Читаем Я пасу облака полностью

А ветер теребил края ткани, которой было затянуто мое окно. У окна я несла вахту, примечая любой пустяк, который в моих широко распахнутых глазах запросто превращался во что-нибудь чудовищное и прекрасное.

Я присматривалась, примерялась и без малейшего усилия пропадала — ветреной пушинкой порхала между мирами, не замечая, что у меня руки-крюки, а гольфы — винтом.

Я улетала, и ни одна живая душа не замечала этого. Всем казалось, что я рядом с ними, никуда не делась — сижу на кроватке, поглощенная детской игрой.

Те, кто пасет облака

Было поле. И была живая изгородь из огромных кустов, ограничивающая обзор. Изгородь представлялась мне священной — цитаделью души. Поле тоже внушало благоговение — высокие манящие травы и торжественный изгиб дороги.

Справа к полю примыкал сад, слева стоял беленый амбар с надписью «Хоудаун»[1] над двойными дверями. Здесь воскресными вечерами мы собирались и танцевали под скрипку и по указке нашего скрипача.[2]

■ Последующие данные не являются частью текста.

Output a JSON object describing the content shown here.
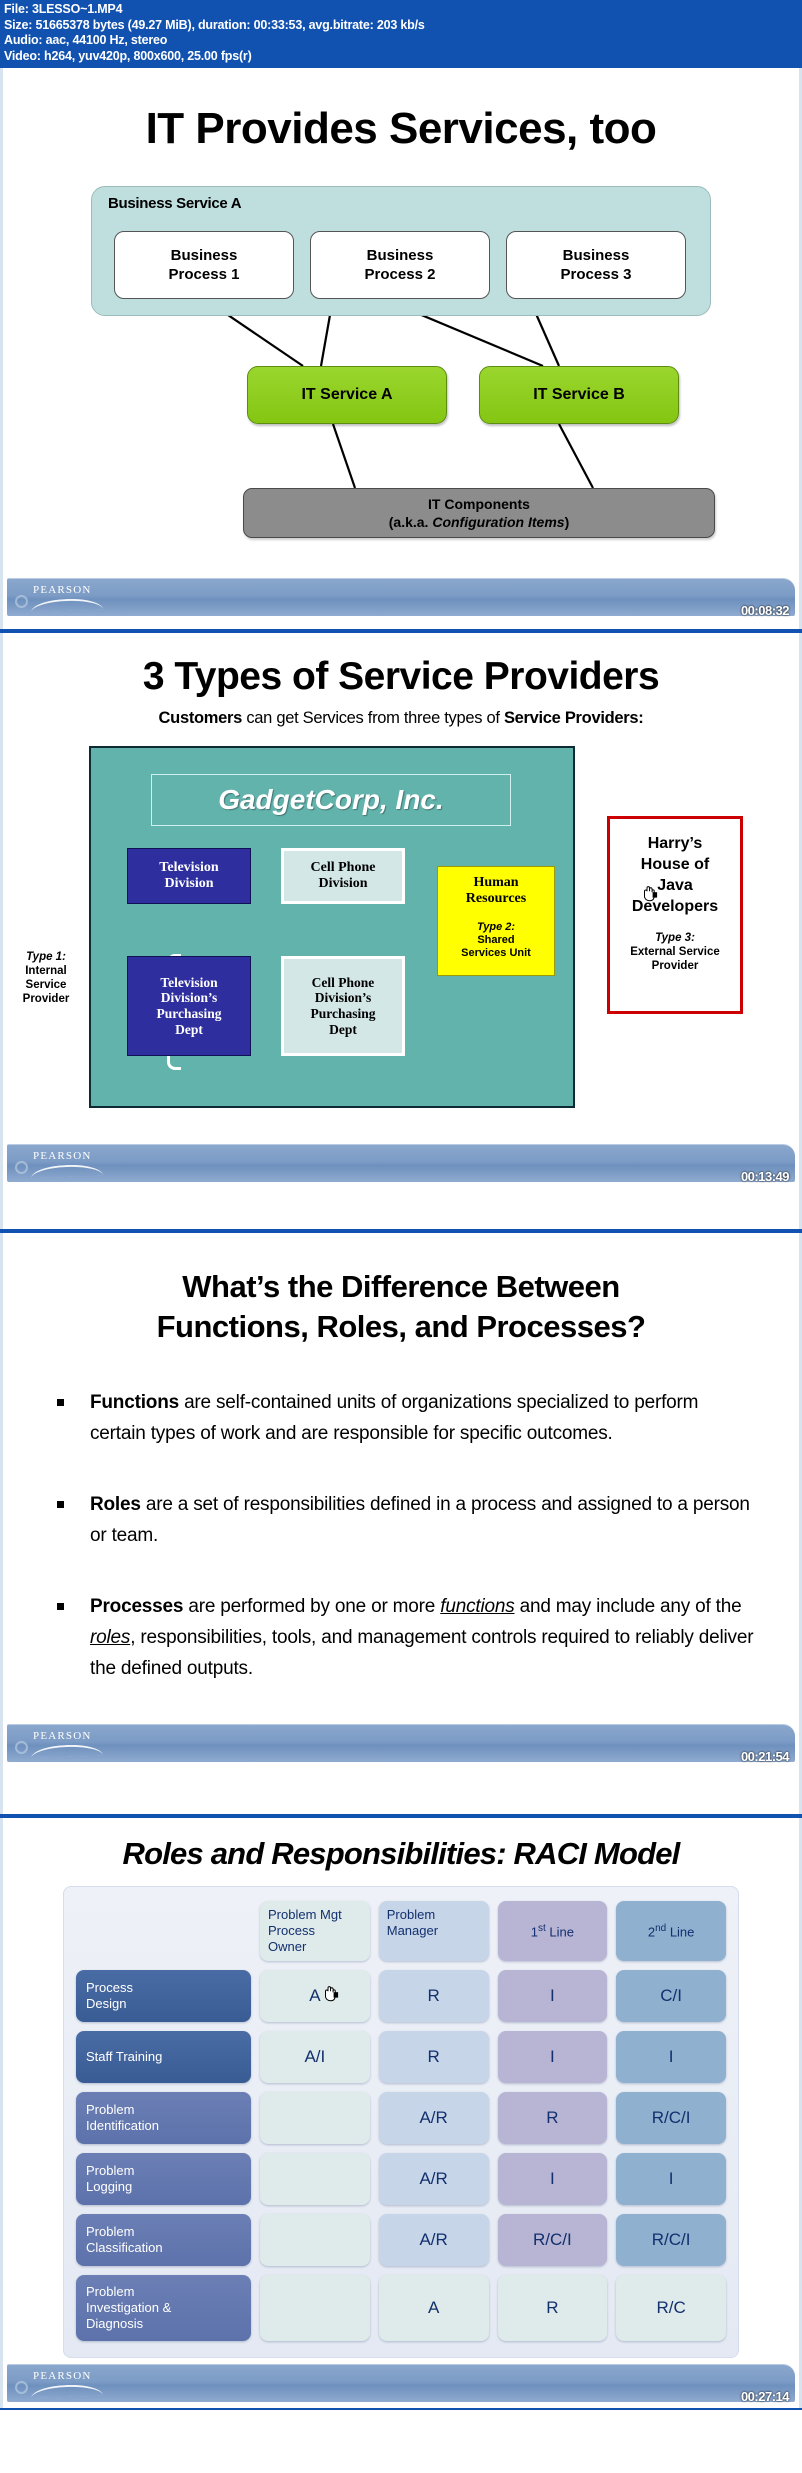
{
  "mediainfo": {
    "line1": "File: 3LESSO~1.MP4",
    "line2": "Size: 51665378 bytes (49.27 MiB), duration: 00:33:53, avg.bitrate: 203 kb/s",
    "line3": "Audio: aac, 44100 Hz, stereo",
    "line4": "Video: h264, yuv420p, 800x600, 25.00 fps(r)"
  },
  "brand": {
    "name": "PEARSON"
  },
  "colors": {
    "header_blue": "#1151b0",
    "it_service_green": "#8dce23",
    "it_components_gray": "#8c8c8c",
    "business_service_teal": "#bfdfdf",
    "gadgetcorp_teal": "#63b3ad",
    "harry_border_red": "#cc0000",
    "hr_yellow": "#ffff00",
    "tv_division_navy": "#2e2e9e",
    "footer_blue": "#7c9cc6"
  },
  "slide1": {
    "title": "IT Provides Services, too",
    "timestamp": "00:08:32",
    "business_service_label": "Business Service A",
    "business_processes": [
      "Business\nProcess 1",
      "Business\nProcess 2",
      "Business\nProcess 3"
    ],
    "bp1_line1": "Business",
    "bp1_line2": "Process 1",
    "bp2_line1": "Business",
    "bp2_line2": "Process 2",
    "bp3_line1": "Business",
    "bp3_line2": "Process 3",
    "it_services": [
      "IT Service A",
      "IT Service B"
    ],
    "it_service_a": "IT Service A",
    "it_service_b": "IT Service B",
    "it_components_line1": "IT Components",
    "it_components_aka": "(a.k.a. ",
    "it_components_italic": "Configuration Items",
    "it_components_close": ")"
  },
  "slide2": {
    "title": "3 Types of Service Providers",
    "timestamp": "00:13:49",
    "subtitle_bold1": "Customers",
    "subtitle_mid": " can get Services from three types of ",
    "subtitle_bold2": "Service Providers:",
    "company": "GadgetCorp, Inc.",
    "tv_division": "Television\nDivision",
    "tv_division_l1": "Television",
    "tv_division_l2": "Division",
    "cell_division_l1": "Cell Phone",
    "cell_division_l2": "Division",
    "hr_name_l1": "Human",
    "hr_name_l2": "Resources",
    "hr_type_label": "Type 2:",
    "hr_type_text_l1": "Shared",
    "hr_type_text_l2": "Services Unit",
    "tv_purchasing_l1": "Television",
    "tv_purchasing_l2": "Division’s",
    "tv_purchasing_l3": "Purchasing",
    "tv_purchasing_l4": "Dept",
    "cp_purchasing_l1": "Cell Phone",
    "cp_purchasing_l2": "Division’s",
    "cp_purchasing_l3": "Purchasing",
    "cp_purchasing_l4": "Dept",
    "type1_label": "Type 1:",
    "type1_l1": "Internal",
    "type1_l2": "Service",
    "type1_l3": "Provider",
    "harry_l1": "Harry’s",
    "harry_l2": "House of",
    "harry_l3": "Java",
    "harry_l4": "Developers",
    "harry_type_label": "Type 3:",
    "harry_type_l1": "External Service",
    "harry_type_l2": "Provider"
  },
  "slide3": {
    "title_l1": "What’s the Difference Between",
    "title_l2": "Functions, Roles, and Processes?",
    "timestamp": "00:21:54",
    "bullets": [
      {
        "term": "Functions",
        "rest": " are self-contained units of organizations specialized to perform certain types of work and are responsible for specific outcomes."
      },
      {
        "term": "Roles",
        "rest": " are a set of responsibilities defined in a process and assigned to a person or team."
      },
      {
        "term": "Processes",
        "rest_a": " are performed by one or more ",
        "em_a": "functions",
        "rest_b": " and may include any of the ",
        "em_b": "roles",
        "rest_c": ", responsibilities, tools, and management controls required to reliably deliver the defined outputs."
      }
    ]
  },
  "slide4": {
    "title": "Roles and Responsibilities: RACI Model",
    "timestamp": "00:27:14",
    "chart_like_table": {
      "corner": "",
      "columns": [
        "Problem Mgt Process Owner",
        "Problem Manager",
        "1st Line",
        "2nd Line"
      ],
      "col0_l1": "Problem Mgt",
      "col0_l2": "Process",
      "col0_l3": "Owner",
      "col1_l1": "Problem",
      "col1_l2": "Manager",
      "col2_num": "1",
      "col2_sup": "st",
      "col2_rest": " Line",
      "col3_num": "2",
      "col3_sup": "nd",
      "col3_rest": " Line",
      "rows": [
        {
          "label_l1": "Process",
          "label_l2": "Design",
          "label_l3": "",
          "values": [
            "A",
            "R",
            "I",
            "C/I"
          ]
        },
        {
          "label_l1": "Staff Training",
          "label_l2": "",
          "label_l3": "",
          "values": [
            "A/I",
            "R",
            "I",
            "I"
          ]
        },
        {
          "label_l1": "Problem",
          "label_l2": "Identification",
          "label_l3": "",
          "values": [
            "",
            "A/R",
            "R",
            "R/C/I"
          ]
        },
        {
          "label_l1": "Problem",
          "label_l2": "Logging",
          "label_l3": "",
          "values": [
            "",
            "A/R",
            "I",
            "I"
          ]
        },
        {
          "label_l1": "Problem",
          "label_l2": "Classification",
          "label_l3": "",
          "values": [
            "",
            "A/R",
            "R/C/I",
            "R/C/I"
          ]
        },
        {
          "label_l1": "Problem",
          "label_l2": "Investigation &",
          "label_l3": "Diagnosis",
          "values": [
            "",
            "A",
            "R",
            "R/C"
          ]
        }
      ]
    }
  }
}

Дома после ванны мама расчесывала мне волосы, я молилась, мама укладывала меня спать. Я дожидалась, пока все затихнет. Тогда я вставала, влезала на стул, отодвигала с окна ткань и продолжала молиться, пускалась в странствия, приветствуя моего Бога.

В безоблачные, особенные ночи я порой замечала движение в траве. Сначала думала — пролетает белая сова или бабочка сатурния взмахивает огромными бледными крыльями, похожими на одеяние средневековой монашки. Но однажды ночью я поняла, что это люди, каких я еще нигде не видала, в странных старинных одеждах и колпаках. Мне казалось, что в свете луны, звезд или фар проезжающих машин я могу разглядеть их белые чепцы или изредка руки, которые что-то хватают.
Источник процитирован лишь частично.